Along with those insights, recommendations have been made by Boston Consulting Group, namely through 2018 report for Unlocking Success Through Digital. Following fintech adoption initiative, four pillars of transformation have been listed for the banking system to adapt:

  • Reinvent the customer journey;
  • Leverage the power of data;
  • Redefine the operating model;
  • Build a digital-driven organization.

Half of those goals at least are moving in the right direction for banks. Let’s see how.

“A truly different customer journey”

With new fintech tools, traditional bank clerks and specialists have never been that powerful. Where most of industries labor workers think “modernization” rhymes with “job loss”, banking system can now empower its actors with more means to effectiveness than ever. The consequences shall be positive, both for banks and customers in Europe and elsewhere. The ones have understood that foreign markets can use same schemes while the others have come to realize they can now be a part of a classic money circuit.

However, “classic” needs to be redefined there. The main point indeed, as Asia Pacific financial technology lead James Lloyd emphasizes, is building with fintech “a truly different customer journey”. He adds that turning bank products into digital formats won’t be enough. To that extent, it seems European private banks such as Spain’s have successfully taken the lead by adopting an appropriate mindset. In early 2019, the Iberic bank has indeed announced it would invest about $20 billion euros into digital transformation and information technology in the four following years.

Customer chatbots, automatic and real-time connected calculators, digital assistants for advisors… those are a few of what European banks now propose, as an answer to BCG advice.

Unveil the power of data

New Open Banking framework that PSD2 in Europe now helps to implement is a call to action for many. As European private banks are deploying new data models, payment providing leaders are now considering monetizing data itself. Reuters reports, for instance, BBVA strategy. The financial institution monetizes its customers data by offering to third-party companies the opportunity to buy them in order to shape persona and determine latent markets.
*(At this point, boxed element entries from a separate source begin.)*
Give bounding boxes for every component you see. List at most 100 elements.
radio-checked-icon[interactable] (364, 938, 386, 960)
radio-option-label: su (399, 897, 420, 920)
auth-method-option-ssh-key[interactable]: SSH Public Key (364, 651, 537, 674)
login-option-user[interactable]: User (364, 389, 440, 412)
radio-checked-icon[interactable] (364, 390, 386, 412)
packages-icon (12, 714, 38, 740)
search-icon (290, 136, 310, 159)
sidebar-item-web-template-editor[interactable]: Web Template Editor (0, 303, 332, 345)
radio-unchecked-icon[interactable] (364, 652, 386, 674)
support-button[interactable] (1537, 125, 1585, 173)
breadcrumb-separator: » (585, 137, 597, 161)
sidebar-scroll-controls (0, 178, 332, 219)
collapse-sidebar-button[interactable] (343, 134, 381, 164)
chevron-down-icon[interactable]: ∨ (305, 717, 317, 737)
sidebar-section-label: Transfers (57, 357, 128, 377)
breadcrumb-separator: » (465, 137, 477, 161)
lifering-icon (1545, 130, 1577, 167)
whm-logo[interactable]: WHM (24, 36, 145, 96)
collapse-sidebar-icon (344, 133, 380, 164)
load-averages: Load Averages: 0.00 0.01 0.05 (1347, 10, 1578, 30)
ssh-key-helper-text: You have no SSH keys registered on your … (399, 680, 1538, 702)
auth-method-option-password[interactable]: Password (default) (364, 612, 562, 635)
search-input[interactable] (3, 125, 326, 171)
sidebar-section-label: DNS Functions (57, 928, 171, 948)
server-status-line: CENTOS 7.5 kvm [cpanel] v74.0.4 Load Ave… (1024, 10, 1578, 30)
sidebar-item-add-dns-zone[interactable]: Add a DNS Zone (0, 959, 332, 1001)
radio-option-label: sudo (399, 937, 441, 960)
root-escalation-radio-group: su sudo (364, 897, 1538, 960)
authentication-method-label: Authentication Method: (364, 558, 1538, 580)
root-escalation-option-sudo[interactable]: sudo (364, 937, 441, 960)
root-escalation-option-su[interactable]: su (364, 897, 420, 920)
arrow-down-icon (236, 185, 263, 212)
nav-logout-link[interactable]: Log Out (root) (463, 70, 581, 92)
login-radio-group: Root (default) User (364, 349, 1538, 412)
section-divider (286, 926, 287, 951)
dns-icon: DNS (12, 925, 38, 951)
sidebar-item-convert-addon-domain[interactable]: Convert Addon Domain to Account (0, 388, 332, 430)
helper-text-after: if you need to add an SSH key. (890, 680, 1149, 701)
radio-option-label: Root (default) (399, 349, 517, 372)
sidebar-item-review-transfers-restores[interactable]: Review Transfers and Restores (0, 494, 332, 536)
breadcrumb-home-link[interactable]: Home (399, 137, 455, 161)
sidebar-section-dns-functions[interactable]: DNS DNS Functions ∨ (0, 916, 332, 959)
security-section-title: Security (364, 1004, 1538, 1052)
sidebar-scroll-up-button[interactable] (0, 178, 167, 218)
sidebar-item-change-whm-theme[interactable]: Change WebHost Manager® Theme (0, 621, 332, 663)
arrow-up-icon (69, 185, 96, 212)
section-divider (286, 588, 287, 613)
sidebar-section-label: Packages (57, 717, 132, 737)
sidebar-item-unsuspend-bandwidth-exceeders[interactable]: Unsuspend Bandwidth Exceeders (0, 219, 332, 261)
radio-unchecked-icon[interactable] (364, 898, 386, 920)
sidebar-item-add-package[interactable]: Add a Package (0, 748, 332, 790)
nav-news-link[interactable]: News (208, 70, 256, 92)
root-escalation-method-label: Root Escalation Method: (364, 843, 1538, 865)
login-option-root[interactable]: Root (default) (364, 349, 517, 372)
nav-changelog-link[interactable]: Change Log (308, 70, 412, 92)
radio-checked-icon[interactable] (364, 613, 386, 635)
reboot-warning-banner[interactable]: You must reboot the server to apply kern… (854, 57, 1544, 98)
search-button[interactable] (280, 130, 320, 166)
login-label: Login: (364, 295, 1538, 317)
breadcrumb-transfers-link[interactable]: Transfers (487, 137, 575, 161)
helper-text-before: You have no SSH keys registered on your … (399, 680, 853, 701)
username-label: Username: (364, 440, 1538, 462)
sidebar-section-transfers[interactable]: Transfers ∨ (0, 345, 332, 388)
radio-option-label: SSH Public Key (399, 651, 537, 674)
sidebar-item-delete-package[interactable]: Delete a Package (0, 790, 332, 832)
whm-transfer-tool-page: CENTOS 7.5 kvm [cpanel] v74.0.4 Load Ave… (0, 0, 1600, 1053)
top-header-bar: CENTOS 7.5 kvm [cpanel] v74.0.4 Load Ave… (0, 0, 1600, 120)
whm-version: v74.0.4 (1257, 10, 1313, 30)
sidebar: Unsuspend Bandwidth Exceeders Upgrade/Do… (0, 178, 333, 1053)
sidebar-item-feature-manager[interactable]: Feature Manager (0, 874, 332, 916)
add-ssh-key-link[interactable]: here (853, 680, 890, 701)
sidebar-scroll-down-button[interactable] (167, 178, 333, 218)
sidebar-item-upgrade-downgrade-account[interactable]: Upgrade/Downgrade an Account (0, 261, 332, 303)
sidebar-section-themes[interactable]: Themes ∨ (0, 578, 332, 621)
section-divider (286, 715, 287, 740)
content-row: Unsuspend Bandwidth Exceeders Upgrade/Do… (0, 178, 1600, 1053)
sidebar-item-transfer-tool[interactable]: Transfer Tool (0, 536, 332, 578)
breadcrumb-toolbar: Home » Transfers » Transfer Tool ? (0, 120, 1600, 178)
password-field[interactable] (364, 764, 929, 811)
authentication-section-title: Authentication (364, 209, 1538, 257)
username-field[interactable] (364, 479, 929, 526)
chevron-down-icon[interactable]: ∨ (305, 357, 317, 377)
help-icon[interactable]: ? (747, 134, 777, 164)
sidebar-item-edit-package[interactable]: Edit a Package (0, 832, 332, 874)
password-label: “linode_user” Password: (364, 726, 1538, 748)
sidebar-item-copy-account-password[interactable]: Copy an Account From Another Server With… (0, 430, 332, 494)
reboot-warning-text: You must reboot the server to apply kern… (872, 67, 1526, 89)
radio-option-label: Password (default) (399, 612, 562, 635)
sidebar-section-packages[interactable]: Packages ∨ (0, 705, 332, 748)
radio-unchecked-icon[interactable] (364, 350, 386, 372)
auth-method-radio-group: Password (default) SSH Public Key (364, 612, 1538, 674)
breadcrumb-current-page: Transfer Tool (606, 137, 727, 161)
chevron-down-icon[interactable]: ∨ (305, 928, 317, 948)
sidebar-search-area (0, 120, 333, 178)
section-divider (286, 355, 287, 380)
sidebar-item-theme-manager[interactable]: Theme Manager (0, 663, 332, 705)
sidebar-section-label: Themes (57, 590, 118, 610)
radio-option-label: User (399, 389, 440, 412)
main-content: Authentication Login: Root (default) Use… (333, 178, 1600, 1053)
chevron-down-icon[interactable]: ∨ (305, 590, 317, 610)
Behind that sole example, European private banks are the perfect illustration of the emerging ecosystem. Both front and back-end business and retail banking organizations are transforming, turning customers data into value, and optimizing decisions through data-driven processes.

Where payment-wise self-sufficient platforms such as Amazon and Alibaba were labeled as “ecosystem actors”, N26 as “focused digital player” and UBS as “trusted advisor”, private banks can extend their role by competing with each of the aforementioned companies’ prerogative. Doing so, European private banks are on their way to truly become poles of a brand-new ecosystem.